Today, Baltimore is worse off than it was under Mayor
“Tommy”. Its population has declined to just over 600 thousand. Abandoned and
crumbling buildings dominate wide paths from the AMTRAK corridor in the East to
Edmonson Village in the West and from the Inner Harbor South through Cherry
Hill to the Beltway. Crime and drugs are
its major occupations.
I eagerly voted for Democrat Don Schaeffer as Governor and
Comptroller because of his record in “cleaning up” Baltimore’s Inner Harbor,
Federal Hill, and Fells Point neighborhoods.
I believed that his efforts, the later development in Canton, and the
two new stadiums demonstrated a real turnaround for Baltimore. The Inner Harbor complex was bringing more
visitors than Disney World. The sale of
abandoned Federal Hill houses for $1 brought in affluent young residents who
rebuilt them and lived in them. The Science Center, Aquarium, Inner Harbor
Marina, and the stadiums all brought new life to downtown.
But, it has been pointed out that all this apparent good
came at a price: It set Baltimore on a path to financial ruin.
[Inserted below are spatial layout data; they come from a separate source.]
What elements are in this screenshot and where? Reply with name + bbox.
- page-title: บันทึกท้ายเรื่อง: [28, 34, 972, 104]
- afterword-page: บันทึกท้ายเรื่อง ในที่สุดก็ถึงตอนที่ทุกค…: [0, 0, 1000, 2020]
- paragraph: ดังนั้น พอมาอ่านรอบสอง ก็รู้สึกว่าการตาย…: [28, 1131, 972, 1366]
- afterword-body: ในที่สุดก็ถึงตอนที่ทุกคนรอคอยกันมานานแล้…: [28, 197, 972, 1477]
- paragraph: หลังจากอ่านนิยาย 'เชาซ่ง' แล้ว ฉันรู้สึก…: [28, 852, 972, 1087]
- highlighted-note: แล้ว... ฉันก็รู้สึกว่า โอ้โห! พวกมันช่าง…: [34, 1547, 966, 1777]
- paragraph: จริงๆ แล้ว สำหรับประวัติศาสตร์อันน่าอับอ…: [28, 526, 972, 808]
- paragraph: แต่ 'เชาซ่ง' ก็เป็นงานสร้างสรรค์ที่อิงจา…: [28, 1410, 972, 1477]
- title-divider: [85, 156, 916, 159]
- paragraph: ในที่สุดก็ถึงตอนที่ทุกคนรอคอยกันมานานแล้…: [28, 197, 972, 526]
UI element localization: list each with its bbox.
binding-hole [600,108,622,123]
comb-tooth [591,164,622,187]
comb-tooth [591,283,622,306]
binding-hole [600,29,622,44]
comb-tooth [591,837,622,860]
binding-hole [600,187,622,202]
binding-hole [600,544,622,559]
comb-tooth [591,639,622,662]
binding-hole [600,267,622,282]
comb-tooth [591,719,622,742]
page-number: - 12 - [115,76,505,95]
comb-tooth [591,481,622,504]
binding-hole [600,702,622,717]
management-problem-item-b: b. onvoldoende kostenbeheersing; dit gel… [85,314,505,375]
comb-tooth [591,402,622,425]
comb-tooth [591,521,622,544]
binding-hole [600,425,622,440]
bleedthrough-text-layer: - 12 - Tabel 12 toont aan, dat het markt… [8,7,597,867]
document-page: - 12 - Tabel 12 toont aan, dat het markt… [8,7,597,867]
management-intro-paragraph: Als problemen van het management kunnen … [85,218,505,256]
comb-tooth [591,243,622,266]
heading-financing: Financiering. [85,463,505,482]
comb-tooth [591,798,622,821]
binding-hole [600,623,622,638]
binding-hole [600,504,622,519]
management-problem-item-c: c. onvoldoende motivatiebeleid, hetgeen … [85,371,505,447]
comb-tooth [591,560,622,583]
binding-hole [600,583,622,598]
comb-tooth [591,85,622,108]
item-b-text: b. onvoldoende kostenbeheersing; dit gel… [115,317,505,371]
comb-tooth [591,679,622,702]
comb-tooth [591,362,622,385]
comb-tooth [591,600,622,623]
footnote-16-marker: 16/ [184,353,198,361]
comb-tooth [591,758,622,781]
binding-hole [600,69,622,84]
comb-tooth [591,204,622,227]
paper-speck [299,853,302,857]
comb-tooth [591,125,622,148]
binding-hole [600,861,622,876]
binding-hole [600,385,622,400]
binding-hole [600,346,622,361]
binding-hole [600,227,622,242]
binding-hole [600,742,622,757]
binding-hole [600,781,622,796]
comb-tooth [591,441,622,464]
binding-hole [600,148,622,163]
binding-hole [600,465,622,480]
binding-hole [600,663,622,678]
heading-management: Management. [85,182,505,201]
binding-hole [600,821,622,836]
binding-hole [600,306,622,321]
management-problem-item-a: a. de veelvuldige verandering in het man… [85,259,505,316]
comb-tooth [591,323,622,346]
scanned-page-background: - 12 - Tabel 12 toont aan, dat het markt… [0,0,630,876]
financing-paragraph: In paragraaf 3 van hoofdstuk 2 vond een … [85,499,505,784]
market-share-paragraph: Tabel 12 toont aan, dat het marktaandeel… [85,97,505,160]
Much of the development was financed with
Federal Funds and the rest was praised as “public-private partnerships”. Those partnerships had troubling details. The
inner harbor pavilions were built on City Owned property. Abandoned and dilapidated warehouses were demolished
and improvements to the land and shoreline were made at City Expense. To
provide the “public” portion of the partnership funding, Schaeffer sold city
buildings and properties and leased them back from their new owners creating
long term expenses. To entice the “Private” funding, the land for the Inner
Harbor development projects was leased for $1/year and tax concessions were
given. In addition, bonds were issued passing
the cost on to then unborn taxpayers. It would probably take a lifetime of
forensic accounting to unravel the real costs.
Worse, In the years since, multiple city officials and contractors have
been convicted of contracting violations, overcharging, and what has lately
been known as ‘crony capitalism’.
Knowing those details would not change the facts today. Don Schaeffer’s dream of revitalizing his
beloved Baltimore became a nightmare after his death. His good intentions were subverted by corrupt
bureaucrats and well-connected contractors.
The Inner Harbor redevelopment did not fix the crime, drugs, and poverty
in the eastern, western, and southern neighborhoods. It did not improve the quality of education
or improve the safety in Baltimore’s schools.
It created some hospitality jobs but those were few compared to the loss
of Bethlehem Steel, McCormick Spice, the Downtown shopping district, and
countless other businesses and professionals who fled to the suburbs to avoid
the rising taxes, crime, and vandalism, taking their jobs with them. Landlords
depreciated and abandoned their properties. Fifty years of spending has
produced no improvement for what’s left of Baltimore’s residents.
Maine has problems strikingly like Baltimore’s and politicians offering ‘solutions’ rooted in spend now and tax tomorrow strategies, not for Shaeffer’s shiny new buildings but for expanding government programs that hide rather than address real issues. Like the Inner Harbor, these may feel good now, but they are the foundation for future ruin. The question for the reader is: When and where has government ever created a lasting solution for the problems that arise from economic decline and the associated anger, poverty, crime, dependency, broken families, and failed education? The solutions will not be borrowing and spending money to paint over symptoms unless Baltimore’s dismal results are acceptable. It was not racism, hatred, or oppression that created Baltimore’s problems, so it should take more than assertion to convince anyone that solutions will come from those who loudly proclaim the symptoms and blame others for them.